FCC_New_LogoThe FCC will be voting on March 31 to release a Notice of Proposed Rulemaking (NPRM) concerning customer rights concerning their data on the Internet. More specifically, the NPRM is looking at the relationship between a customer and their ISP. It’s been assumed FCC Chairman Tom Wheeler already has the votes to get this passed.

The premise of the NPRM is that an ISP knows more about what a customer does than anybody else. They know what web sites you connect to and for how long, and even if you encrypt everything they know a lot about you. Most people don’t realize that an ISP has total knowledge of everything a customer does that is not encrypted. If they care to do so an ISP can record every keystroke made online.

And so the NPRM will be asking what rights customers should have as far as allowing their ISP to use or monetize the knowledge they gain about customers. The proposed rules are going to apply the same sorts of privacy rights to broadband that have been in place for telephone service. The privacy rules would not apply to social media sites, browsers or search engines, just to ISPs. The FCC’s reasoning is that customers voluntarily give their data to these edge series but they have not done so freely to their ISP.

The NPRM starts with the premise that consumers ought to have control over how their data is used by their ISP. Telephone customers have had similar rights for years. Here are the primary areas that will be covered by the NPRM:

Transparency. The FCC wants ISPs to inform people about the information they collect about them. They want ISPs to further tell customers how they use this data and if and how the data might be sold to others. And the FCC wants all of this written in plain English (good luck with that!)

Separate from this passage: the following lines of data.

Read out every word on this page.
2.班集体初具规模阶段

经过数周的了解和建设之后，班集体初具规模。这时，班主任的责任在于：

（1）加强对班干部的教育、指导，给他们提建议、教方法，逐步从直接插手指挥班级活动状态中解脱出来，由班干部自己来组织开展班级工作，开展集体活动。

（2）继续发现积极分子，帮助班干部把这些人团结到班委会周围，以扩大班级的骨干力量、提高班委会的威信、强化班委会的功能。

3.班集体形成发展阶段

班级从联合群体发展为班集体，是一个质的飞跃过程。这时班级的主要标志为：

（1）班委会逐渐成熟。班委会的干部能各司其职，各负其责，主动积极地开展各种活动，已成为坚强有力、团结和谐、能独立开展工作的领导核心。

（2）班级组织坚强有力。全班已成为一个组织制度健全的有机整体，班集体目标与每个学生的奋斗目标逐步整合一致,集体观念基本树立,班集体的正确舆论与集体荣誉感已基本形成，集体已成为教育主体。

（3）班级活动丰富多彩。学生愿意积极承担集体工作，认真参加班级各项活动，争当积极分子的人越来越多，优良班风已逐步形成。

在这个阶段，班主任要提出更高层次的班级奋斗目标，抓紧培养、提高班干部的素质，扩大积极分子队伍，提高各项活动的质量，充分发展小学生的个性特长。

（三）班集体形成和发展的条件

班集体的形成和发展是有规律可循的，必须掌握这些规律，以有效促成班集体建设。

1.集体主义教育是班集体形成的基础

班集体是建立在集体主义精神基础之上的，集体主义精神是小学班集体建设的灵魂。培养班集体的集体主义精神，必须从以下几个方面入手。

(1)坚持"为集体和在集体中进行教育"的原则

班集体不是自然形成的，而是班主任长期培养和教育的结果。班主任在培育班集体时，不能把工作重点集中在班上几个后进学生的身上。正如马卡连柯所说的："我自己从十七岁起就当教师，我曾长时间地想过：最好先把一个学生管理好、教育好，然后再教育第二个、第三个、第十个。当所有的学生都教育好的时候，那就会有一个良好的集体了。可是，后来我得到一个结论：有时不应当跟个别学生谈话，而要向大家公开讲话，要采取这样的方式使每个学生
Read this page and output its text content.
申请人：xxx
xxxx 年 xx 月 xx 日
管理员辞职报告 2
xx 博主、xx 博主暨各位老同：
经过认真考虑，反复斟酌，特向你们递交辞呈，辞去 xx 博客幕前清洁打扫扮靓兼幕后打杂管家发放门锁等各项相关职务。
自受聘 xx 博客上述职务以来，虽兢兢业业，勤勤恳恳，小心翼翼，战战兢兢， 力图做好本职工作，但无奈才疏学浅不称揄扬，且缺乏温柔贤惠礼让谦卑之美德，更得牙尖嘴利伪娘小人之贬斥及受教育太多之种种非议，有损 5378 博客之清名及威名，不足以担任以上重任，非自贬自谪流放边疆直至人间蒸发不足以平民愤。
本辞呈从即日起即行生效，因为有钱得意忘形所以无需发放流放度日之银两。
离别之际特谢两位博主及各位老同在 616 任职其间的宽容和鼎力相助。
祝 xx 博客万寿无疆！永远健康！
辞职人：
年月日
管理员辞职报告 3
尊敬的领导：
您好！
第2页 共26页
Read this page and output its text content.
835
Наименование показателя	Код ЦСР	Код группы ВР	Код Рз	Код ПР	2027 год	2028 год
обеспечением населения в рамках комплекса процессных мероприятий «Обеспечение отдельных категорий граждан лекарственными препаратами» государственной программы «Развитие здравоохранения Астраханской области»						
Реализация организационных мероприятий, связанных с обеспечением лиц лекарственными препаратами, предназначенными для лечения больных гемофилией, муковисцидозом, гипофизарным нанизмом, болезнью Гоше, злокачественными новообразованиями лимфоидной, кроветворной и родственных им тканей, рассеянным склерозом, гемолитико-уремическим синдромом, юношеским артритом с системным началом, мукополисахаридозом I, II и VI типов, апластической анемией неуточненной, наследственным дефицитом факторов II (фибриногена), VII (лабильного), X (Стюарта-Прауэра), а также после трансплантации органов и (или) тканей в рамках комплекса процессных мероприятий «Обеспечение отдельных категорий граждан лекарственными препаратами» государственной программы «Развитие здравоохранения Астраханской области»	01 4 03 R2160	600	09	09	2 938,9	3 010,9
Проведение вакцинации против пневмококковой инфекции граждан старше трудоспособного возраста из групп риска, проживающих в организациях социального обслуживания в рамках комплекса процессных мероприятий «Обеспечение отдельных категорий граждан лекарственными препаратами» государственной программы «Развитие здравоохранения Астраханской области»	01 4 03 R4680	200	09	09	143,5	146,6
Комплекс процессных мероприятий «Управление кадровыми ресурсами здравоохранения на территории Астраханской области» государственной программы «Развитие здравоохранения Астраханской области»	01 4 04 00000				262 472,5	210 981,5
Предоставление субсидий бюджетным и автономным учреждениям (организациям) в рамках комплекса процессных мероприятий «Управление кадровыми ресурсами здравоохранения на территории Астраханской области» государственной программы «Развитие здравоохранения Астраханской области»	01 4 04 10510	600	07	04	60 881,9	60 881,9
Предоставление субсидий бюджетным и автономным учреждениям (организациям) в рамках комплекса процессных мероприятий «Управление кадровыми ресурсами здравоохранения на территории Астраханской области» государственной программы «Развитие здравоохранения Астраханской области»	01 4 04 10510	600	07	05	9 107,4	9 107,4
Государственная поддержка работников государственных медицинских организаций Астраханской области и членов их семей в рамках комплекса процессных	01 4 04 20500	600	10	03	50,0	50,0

Security. The FCC believes that ISPs have the responsibility to protect customer data. The NPRM wants to require ISPs to take reasonable steps to protect customer data.

  • This would mean new rules for ISPs. They would have to institute training practices for employees, adopt strong customer authorization practices, identify to the FCC the senior manager(s) responsible for data security, and take responsibility of customer data when it’s shared with a third party.
  • There would also be new rules about data breaches. Customers would have to be notified of data breaches within 10 days of discovery. The ISP would need to notify the FCC within 7 days of any breach. ISPs would have to notify the FBI and the US Secret Service of any breach of more than 5,000 customers.

Choice. The NPRM suggest that customers be given a choice to say what kind of data their ISP may use and under what conditions it can be shared with others. The FCC wants to categorize customer data into three categories:

  • First is the data that an ISP must have in order to serve customers. This would be things like name, address and other data needed to bill a customer. And because the product is broadband the FCC believes that an ISP has the inherent right to do things like measure your total data usage and other related network information.
  • Second, the FCC thinks that an ISP ought to be able to use a customer’s data to market other telecom products to them. But, like with telephone service, the FCC thinks customers should have the right to opt-out of ISP marketing activity.
  • Third, the FCC is then suggesting that customers would need to opt-in to give an ISP the right to use their data for any other purposes.

The FCC wants these to be rules about customer permission and protection of data and they are not prohibiting ISPs from gathering and using data as long as the customer approve of it. As is usual with this kind of NPRM we can expect a lot of comments both for and against the proposal. What I find most unusual about this NPRM is that it largely assumes that the FCC is going to prevail in its order to regulate broadband under Title II rules. If that gets order gets overturned then protection of customer data would probably revert back to the FTC.